Prayut to get jab on Sunday
Anutin, Sathit also in line for early shots
Prime Minister Prayut Chan-o-cha will get the first shot of Covid-19 vaccine from AstraZeneca on Sunday while Deputy Prime Minister and Public Health Minister Anutin Charnvirakul will receive the vaccine from Sinovac.
Dr Sopon Mekthon, chairman of the government's sub-committee on Covid-19 vaccine management, said Gen Prayut and Mr Anutin were scheduled to be vaccinated at Bamrasnaradura Infectious Disease Institute on Sunday. This follows the Department of Medical Sciences approving the release of the jabs and efficacy certificates for the vaccines from the companies, Dr Sopon said. Vaccination for priority groups in targeted provinces will start on Monday with details to be provided by the Department of Disease Control, he said.
Sources said doctors recommended that Gen Prayut be inoculated with the viral vector vaccine from AstraZeneca, while Mr Anutin and Deputy Public Health Minister Sathit Pitutecha would receive vaccines from Sinovac.
Quick shot in the arm: Nurses rehearse the Covid-19 vaccine administration process at Bang Khunthian Hospital for the Elderly before the inoculation programme kicks off nationwide on Monday. (Photo by Apichart Jinakul)
Mr Anutin on Thursday told village health volunteers nationwide via teleconference that the arrival of 317,600 doses of vaccines from the two companies on Wednesday bodes well for Thailand's success in combating Covid. "The vaccines are for Thais and those living in the country,'' Mr Anutin said, adding the first batch of vaccines are free of charge with the government paying for them and other management costs. "Anyone who charges for the vaccine will face legal action," the minister said.
He said the 200,000 doses from Sinovac were delivered to Thailand under the terms agreed upon between Thailand and the company, while the delivery of 117,600 doses of the AstraZeneca vaccine was the result of negotiations by National Vaccine Institute director Dr Nakorn Premsri, and permanent secretary for public health Dr Kiattiphum Wongrajit.

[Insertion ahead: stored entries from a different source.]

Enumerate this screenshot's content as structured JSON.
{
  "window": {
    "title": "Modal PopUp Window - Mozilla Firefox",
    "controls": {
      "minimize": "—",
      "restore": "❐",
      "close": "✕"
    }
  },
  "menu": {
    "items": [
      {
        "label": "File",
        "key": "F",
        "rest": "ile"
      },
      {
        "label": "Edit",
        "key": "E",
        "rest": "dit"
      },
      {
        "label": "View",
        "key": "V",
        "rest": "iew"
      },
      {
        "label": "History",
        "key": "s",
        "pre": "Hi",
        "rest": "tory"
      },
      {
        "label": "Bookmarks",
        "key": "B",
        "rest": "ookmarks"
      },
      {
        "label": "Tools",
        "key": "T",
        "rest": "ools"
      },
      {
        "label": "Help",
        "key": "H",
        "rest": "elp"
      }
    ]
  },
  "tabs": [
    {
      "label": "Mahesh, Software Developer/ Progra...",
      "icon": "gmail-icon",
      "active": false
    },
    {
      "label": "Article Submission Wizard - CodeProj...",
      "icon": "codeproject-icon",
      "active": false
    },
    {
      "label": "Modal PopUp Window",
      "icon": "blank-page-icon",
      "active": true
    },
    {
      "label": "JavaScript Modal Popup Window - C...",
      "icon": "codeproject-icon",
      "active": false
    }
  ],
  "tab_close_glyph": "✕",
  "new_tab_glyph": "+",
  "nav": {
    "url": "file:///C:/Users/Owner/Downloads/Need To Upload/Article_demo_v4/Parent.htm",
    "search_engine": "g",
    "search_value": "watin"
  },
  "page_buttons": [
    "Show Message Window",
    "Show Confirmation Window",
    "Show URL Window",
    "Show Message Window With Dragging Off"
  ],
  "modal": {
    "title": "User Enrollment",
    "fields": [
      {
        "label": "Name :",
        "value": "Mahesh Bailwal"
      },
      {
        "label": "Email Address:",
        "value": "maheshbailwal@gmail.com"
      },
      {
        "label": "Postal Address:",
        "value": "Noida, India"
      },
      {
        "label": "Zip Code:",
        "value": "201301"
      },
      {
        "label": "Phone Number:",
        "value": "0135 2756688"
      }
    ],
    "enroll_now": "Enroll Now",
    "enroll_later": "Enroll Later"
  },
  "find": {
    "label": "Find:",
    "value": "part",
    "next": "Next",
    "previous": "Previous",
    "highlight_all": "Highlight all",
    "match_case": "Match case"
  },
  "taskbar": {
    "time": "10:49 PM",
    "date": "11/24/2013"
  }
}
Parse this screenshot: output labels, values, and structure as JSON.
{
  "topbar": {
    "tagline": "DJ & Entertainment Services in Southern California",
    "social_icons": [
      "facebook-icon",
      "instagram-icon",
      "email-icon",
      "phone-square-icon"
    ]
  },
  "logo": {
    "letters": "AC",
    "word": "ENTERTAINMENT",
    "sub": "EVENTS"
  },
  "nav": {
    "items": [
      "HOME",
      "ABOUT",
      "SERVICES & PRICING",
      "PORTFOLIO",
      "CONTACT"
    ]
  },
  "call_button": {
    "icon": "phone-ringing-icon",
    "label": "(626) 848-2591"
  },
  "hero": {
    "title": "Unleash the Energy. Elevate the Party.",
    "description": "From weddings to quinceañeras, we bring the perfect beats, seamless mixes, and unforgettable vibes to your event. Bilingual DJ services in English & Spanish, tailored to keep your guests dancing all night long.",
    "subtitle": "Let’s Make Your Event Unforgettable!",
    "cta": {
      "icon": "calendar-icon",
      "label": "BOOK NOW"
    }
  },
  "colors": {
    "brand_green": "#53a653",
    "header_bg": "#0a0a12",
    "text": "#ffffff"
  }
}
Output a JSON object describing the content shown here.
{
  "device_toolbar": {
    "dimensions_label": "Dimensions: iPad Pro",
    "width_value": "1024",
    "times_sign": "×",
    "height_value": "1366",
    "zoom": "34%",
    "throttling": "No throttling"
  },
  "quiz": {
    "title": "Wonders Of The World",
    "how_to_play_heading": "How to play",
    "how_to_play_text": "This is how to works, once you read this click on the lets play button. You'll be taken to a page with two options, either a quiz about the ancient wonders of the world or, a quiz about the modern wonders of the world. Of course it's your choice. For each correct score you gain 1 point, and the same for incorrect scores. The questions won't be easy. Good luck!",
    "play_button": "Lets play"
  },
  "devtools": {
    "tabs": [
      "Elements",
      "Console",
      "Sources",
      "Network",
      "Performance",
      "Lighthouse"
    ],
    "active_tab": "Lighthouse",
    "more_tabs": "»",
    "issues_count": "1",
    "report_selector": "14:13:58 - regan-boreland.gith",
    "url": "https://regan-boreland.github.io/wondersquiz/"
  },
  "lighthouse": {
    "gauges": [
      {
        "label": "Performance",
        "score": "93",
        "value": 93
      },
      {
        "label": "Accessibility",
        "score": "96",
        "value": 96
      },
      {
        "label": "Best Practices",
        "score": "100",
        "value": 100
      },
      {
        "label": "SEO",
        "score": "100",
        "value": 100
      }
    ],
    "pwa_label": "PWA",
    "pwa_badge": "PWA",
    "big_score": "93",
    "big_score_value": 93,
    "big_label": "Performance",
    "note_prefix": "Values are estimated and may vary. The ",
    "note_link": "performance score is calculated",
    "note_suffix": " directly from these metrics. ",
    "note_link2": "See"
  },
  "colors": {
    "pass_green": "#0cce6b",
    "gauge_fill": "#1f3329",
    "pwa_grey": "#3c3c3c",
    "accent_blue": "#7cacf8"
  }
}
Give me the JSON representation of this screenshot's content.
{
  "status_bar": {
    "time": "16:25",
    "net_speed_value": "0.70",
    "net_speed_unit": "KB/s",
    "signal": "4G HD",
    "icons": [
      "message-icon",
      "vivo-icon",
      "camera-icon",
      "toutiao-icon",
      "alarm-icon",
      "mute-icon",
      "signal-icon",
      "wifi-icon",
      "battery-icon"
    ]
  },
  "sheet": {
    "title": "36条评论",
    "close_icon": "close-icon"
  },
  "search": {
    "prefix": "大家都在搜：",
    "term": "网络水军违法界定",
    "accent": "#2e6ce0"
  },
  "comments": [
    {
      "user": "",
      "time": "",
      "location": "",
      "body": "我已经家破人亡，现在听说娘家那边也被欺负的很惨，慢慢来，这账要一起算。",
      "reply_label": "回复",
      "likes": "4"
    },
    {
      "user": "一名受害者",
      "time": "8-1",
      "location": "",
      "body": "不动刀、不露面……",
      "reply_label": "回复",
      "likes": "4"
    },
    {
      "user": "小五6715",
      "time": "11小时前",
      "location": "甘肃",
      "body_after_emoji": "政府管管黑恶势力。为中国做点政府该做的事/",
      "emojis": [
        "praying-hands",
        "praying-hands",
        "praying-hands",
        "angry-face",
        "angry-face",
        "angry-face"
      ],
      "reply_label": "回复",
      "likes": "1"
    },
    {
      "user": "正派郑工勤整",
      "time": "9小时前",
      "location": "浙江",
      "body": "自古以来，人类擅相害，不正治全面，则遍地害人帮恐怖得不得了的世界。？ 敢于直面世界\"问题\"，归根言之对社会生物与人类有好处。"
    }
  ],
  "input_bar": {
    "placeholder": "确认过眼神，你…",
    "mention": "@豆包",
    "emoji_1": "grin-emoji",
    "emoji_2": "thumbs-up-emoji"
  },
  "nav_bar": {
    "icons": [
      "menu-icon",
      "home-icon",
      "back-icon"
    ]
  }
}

The shipment of the AstraZeneca vaccine came as a surprise since there had been no mention before of that make being imported. The delivery of the AstraZeneca vaccine was a back-up plan in case the other company failed to come through, Mr Anutin said. Another 800,000 doses of the Sinovac vaccine will arrive from China next month and 1 million more in April, he said.
The balance of vaccines for Thais in 2021 will be AstraZeneca's, made locally by Siam Bioscience, with 26 million doses to be available from May to June and a further 35 million doses afterwards, he said.
Dr Nakorn said on Thursday the arrival of the AstraZeneca vaccine was ahead of schedule because the Public Health Ministry and the company shared a common goal of containing the second wave of the outbreak so Thailand would recover quickly from the crisis. The cooperation from AstraZeneca allowed Thailand quicker access to vaccines than the original schedule and the vaccines which were shipped to Thailand came from the company's global production line, and in line with its commitment to ensuring wide and equal access to Covid-19 vaccines, Dr Nakorn said.
"The AstraZeneca vaccines that arrived in Thailand must receive a lot release certificate from the Department of Medical Sciences before distribution to priority groups designated by the Department of Disease Control," Dr Nakorn said.
He also said the AstraZeneca vaccine was the first Covid-19 vaccine to receive the Food and Drug Administration's conditional approval for emergency use on Jan 20. On Feb 15, the World Health Organisation also listed AstraZeneca's Covid-19 vaccine for emergency use, enabling global access to the vaccine, Dr Nakorn added.
Thares Karasnairaviwong, director-general of the Department of Health Service Support, said more than 1.5 million village health volunteers were instructed to educate people about the Covid-19 vaccination. They were also told to find out the number of people in the priority groups which will get the vaccines and send the information to provincial communicable disease committees to work on the distribution of vaccines, Dr Thares said.